The SEC has also stepped up its scrutiny of the role of lawyers in the corporate
frauds it investigates, according to Cutler. Lawyers have been named as respondents
or defendants in more than 30 enforcement actions over the past two years. About
half of the actions have been against outside counsel. Cutler said the staff
has more to do in this area, including actions against lawyers who may have
assisted their clients in engaging in illegal late trading or market timing
arrangements that harmed mutual fund investors. Cutler added that a particular
focus of the staff is on the role of lawyers in internal investigations of their
clients and whether some have taken actions to obstruct the investigations or
hide ongoing frauds.
The staff will also focus on the role of outside directors during investigations
and whether they are serving as guardians for the shareholders, especially in
transactions involving company management.

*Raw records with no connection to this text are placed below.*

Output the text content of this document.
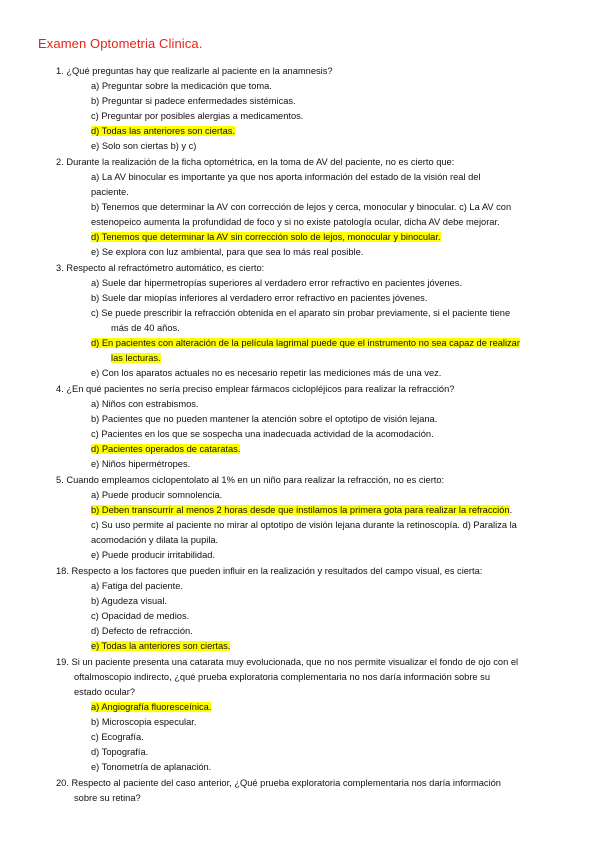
Examen Optometria Clinica.
1. ¿Qué preguntas hay que realizarle al paciente en la anamnesis?
a) Preguntar sobre la medicación que toma.
b) Preguntar si padece enfermedades sistémicas.
c) Preguntar por posibles alergias a medicamentos.
d) Todas las anteriores son ciertas.
e) Solo son ciertas b) y c)
2. Durante la realización de la ficha optométrica, en la toma de AV del paciente, no es cierto que:
a) La AV binocular es importante ya que nos aporta información del estado de la visión real del
paciente.
b) Tenemos que determinar la AV con corrección de lejos y cerca, monocular y binocular. c) La AV con
estenopeico aumenta la profundidad de foco y si no existe patología ocular, dicha AV debe mejorar.
d) Tenemos que determinar la AV sin corrección solo de lejos, monocular y binocular.
e) Se explora con luz ambiental, para que sea lo más real posible.
3. Respecto al refractómetro automático, es cierto:
a) Suele dar hipermetropías superiores al verdadero error refractivo en pacientes jóvenes.
b) Suele dar miopías inferiores al verdadero error refractivo en pacientes jóvenes.
c) Se puede prescribir la refracción obtenida en el aparato sin probar previamente, si el paciente tiene
más de 40 años.
d) En pacientes con alteración de la película lagrimal puede que el instrumento no sea capaz de realizar
las lecturas.
e) Con los aparatos actuales no es necesario repetir las mediciones más de una vez.
4. ¿En qué pacientes no sería preciso emplear fármacos ciclopléjicos para realizar la refracción?
a) Niños con estrabismos.
b) Pacientes que no pueden mantener la atención sobre el optotipo de visión lejana.
c) Pacientes en los que se sospecha una inadecuada actividad de la acomodación.
d) Pacientes operados de cataratas.
e) Niños hipermétropes.
5. Cuando empleamos ciclopentolato al 1% en un niño para realizar la refracción, no es cierto:
a) Puede producir somnolencia.
b) Deben transcurrir al menos 2 horas desde que instilamos la primera gota para realizar la refracción.
c) Su uso permite al paciente no mirar al optotipo de visión lejana durante la retinoscopía. d) Paraliza la
acomodación y dilata la pupila.
e) Puede producir irritabilidad.
18. Respecto a los factores que pueden influir en la realización y resultados del campo visual, es cierta:
a) Fatiga del paciente.
b) Agudeza visual.
c) Opacidad de medios.
d) Defecto de refracción.
e) Todas la anteriores son ciertas.
19. Si un paciente presenta una catarata muy evolucionada, que no nos permite visualizar el fondo de ojo con el
oftalmoscopio indirecto, ¿qué prueba exploratoria complementaria no nos daría información sobre su
estado ocular?
a) Angiografía fluoresceínica.
b) Microscopia especular.
c) Ecografía.
d) Topografía.
e) Tonometría de aplanación.
20. Respecto al paciente del caso anterior, ¿Qué prueba exploratoria complementaria nos daría información
sobre su retina?
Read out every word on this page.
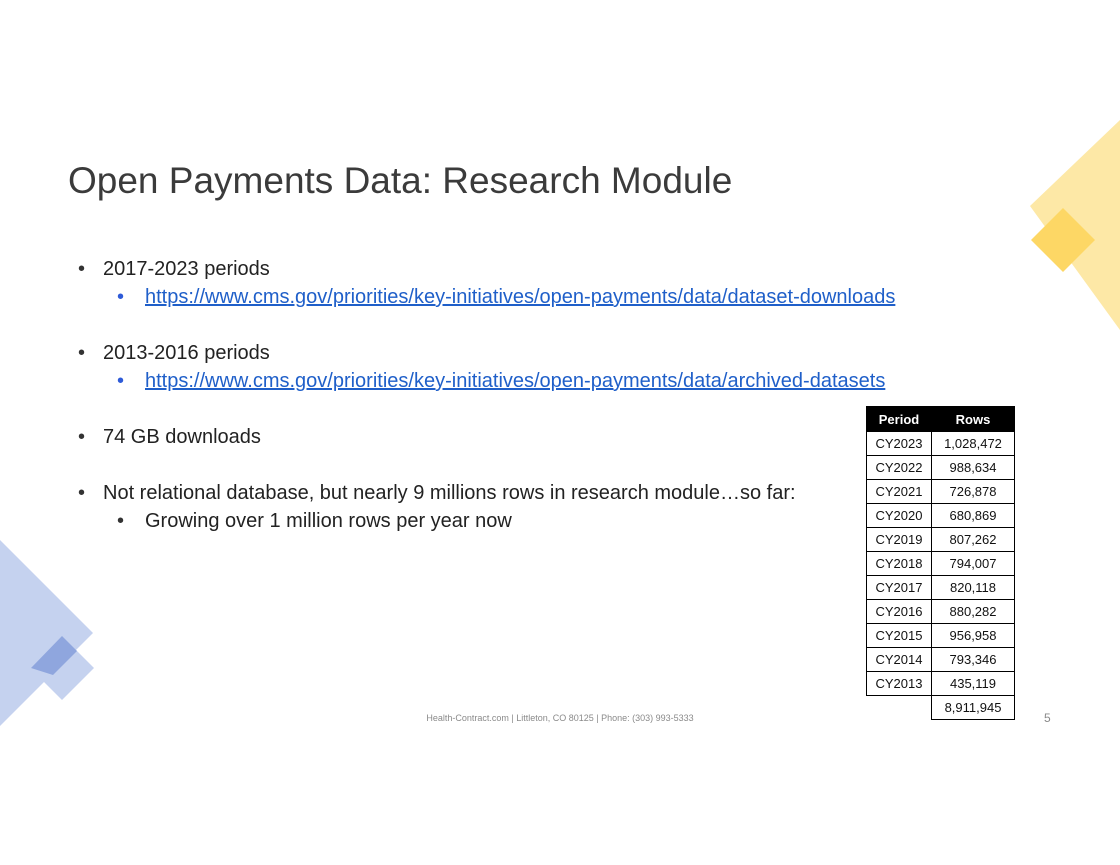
Open Payments Data: Research Module
• 2017-2023 periods
• https://www.cms.gov/priorities/key-initiatives/open-payments/data/dataset-downloads
• 2013-2016 periods
• https://www.cms.gov/priorities/key-initiatives/open-payments/data/archived-datasets
• 74 GB downloads
• Not relational database, but nearly 9 millions rows in research module…so far:
• Growing over 1 million rows per year now
Period	Rows
CY2023	1,028,472
CY2022	988,634
CY2021	726,878
CY2020	680,869
CY2019	807,262
CY2018	794,007
CY2017	820,118
CY2016	880,282
CY2015	956,958
CY2014	793,346
CY2013	435,119
	8,911,945
Health-Contract.com | Littleton, CO 80125 | Phone: (303) 993-5333	5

Cutler noted that the Sarbanes-Oxley
Act also lowered the standard by which the SEC may seek to bar an officer or
director from further service with a public company. In the past two years,
since the passage of the Act, the staff has sought approximately 300 bars.
In order to prevent a recurrence of the corporate abuses that led to the passage
of the Act, Cutler said the SEC will focus on the themes of that legislation:
holding gatekeepers responsible, aggressively pursuing attempts to obstruct
investigations and requiring personal accountability by those "in the corner
offices of America's public companies."